Skip to content

pandas Backend

Installation

pip install therismos[pandas]

Usage

import pandas as pd
from therismos import F
from therismos.sorting import SortSpec, SortCriterion, SortOrder
from therismos.grouping import GroupSpec, Aggregation, AggregationFunction
from therismos.expr.visitors.pandas import PandasExprVisitor
from therismos.sorting.visitors.pandas import PandasSortSpecVisitor
from therismos.grouping.visitors.pandas import PandasGroupSpecVisitor

df = pd.DataFrame({
    "age": [20, 15, 30],
    "status": ["active", "inactive", "active"],
    "price": [10.0, 20.0, 15.0],
    "category": ["A", "B", "A"],
})

# Filter — PandasExprVisitor returns a PandasFilter callable
age = F("age")
status = F("status")
expr = (age > 18) & (status == "active")

mask = expr.accept(PandasExprVisitor())
df[mask(df)]

# Sort
spec = SortSpec([SortCriterion("age", SortOrder.DESCENDING)])
sort = spec.accept(PandasSortSpecVisitor())
df.sort_values(by=list(sort.by), ascending=list(sort.ascending))

# Group and aggregate
group_spec = GroupSpec(
    group_by=["category"],
    aggregations=[
        Aggregation("count", AggregationFunction.COUNT),
        Aggregation("avg_price", AggregationFunction.AVERAGE, "price"),
    ],
)
grp = group_spec.accept(PandasGroupSpecVisitor())
df.groupby(list(grp.group_by)).agg(**grp.agg)

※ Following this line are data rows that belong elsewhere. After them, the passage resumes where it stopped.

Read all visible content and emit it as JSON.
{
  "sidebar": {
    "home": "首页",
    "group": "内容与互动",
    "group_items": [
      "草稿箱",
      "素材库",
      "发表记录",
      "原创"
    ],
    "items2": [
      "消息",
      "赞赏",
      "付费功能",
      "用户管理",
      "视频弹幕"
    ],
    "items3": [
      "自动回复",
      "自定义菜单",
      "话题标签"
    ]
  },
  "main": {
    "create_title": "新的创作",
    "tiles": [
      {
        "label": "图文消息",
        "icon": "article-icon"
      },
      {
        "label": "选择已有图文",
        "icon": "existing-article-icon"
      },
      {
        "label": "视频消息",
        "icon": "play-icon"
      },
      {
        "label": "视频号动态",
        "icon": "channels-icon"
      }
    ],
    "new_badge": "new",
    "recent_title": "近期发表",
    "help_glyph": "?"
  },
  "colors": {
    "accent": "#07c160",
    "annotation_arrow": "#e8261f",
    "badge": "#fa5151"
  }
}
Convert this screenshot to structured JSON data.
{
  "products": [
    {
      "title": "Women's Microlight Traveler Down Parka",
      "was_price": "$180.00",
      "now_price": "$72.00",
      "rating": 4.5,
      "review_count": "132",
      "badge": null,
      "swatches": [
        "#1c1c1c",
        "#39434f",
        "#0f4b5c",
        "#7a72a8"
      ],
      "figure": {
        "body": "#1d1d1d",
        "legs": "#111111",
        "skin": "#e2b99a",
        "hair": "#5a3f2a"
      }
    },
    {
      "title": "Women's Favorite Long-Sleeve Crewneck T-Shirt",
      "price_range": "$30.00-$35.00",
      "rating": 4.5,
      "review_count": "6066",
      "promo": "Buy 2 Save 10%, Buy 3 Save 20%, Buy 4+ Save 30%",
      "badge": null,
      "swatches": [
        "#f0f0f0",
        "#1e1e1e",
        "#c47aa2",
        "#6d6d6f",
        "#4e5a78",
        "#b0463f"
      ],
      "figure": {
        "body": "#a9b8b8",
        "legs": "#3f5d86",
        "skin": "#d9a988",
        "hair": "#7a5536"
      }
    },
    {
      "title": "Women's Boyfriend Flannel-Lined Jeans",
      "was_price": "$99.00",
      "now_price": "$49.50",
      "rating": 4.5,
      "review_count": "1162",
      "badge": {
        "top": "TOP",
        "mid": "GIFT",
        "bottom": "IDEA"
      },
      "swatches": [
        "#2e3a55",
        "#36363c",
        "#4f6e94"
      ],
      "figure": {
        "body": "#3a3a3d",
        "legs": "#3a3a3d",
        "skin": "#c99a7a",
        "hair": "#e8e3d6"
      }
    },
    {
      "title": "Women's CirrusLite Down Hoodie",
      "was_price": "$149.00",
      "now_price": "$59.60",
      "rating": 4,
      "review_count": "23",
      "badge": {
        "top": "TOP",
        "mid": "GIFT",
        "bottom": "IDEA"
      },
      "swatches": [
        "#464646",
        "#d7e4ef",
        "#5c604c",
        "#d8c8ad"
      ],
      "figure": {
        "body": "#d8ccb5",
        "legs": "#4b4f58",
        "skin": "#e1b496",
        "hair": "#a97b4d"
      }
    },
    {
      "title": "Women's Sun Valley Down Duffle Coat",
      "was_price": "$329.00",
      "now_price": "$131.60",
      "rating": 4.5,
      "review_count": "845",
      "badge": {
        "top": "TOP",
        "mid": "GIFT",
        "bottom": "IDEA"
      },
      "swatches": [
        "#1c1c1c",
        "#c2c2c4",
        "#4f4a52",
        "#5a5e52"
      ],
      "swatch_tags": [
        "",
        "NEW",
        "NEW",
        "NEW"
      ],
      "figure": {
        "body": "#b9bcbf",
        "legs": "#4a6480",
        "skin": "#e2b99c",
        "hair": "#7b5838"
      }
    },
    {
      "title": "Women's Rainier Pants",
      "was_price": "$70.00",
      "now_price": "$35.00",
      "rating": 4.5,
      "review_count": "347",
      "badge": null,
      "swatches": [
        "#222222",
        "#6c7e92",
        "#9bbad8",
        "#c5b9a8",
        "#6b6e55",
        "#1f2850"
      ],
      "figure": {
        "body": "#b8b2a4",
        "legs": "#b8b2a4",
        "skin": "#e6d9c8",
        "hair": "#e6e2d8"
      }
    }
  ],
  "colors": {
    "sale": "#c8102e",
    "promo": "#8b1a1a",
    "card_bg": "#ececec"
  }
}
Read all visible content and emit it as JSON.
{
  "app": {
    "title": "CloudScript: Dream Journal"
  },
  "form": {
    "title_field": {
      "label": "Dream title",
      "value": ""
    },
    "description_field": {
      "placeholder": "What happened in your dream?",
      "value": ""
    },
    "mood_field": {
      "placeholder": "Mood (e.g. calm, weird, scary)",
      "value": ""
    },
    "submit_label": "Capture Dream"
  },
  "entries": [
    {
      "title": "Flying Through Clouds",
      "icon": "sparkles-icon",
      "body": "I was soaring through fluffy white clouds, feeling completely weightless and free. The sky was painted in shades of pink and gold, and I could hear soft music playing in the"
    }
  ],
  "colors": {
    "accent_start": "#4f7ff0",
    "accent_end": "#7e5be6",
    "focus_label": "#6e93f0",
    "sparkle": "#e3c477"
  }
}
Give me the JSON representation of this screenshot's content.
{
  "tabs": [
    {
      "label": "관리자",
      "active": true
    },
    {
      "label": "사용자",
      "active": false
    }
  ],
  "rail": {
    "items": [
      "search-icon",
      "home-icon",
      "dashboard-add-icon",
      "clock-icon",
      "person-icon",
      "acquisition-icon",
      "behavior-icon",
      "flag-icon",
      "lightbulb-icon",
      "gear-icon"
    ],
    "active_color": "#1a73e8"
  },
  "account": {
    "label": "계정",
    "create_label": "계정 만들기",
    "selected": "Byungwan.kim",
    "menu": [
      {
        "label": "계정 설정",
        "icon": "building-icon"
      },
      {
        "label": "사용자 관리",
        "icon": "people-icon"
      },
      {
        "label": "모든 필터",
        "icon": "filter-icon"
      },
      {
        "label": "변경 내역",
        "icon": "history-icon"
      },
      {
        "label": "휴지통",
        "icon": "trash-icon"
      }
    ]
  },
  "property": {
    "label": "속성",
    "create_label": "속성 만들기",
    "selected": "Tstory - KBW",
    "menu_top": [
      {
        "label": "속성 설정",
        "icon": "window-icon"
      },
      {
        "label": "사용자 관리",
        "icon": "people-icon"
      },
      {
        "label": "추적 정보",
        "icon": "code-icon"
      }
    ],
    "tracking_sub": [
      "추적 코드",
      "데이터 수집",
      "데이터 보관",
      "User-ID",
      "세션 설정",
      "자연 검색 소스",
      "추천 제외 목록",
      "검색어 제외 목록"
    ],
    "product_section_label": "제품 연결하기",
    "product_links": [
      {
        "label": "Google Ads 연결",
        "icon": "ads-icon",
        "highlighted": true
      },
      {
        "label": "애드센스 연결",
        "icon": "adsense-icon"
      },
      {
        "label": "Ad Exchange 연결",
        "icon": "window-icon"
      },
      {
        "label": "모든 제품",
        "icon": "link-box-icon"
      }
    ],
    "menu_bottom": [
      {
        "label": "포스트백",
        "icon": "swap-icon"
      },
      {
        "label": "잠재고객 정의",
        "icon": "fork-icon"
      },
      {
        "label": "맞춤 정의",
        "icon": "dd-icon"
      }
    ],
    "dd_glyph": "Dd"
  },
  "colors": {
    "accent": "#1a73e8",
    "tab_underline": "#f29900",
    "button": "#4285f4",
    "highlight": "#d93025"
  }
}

PandasSortSpec is a frozen dataclass with by: tuple[str, ...] and ascending: tuple[bool, ...].

PandasGroupSpec is a frozen dataclass with group_by: tuple[str, ...] and agg: dict[str, pd.NamedAgg].

Note: COUNT requires at least one field in group_by. Using COUNT with an empty group_by raises ValueError.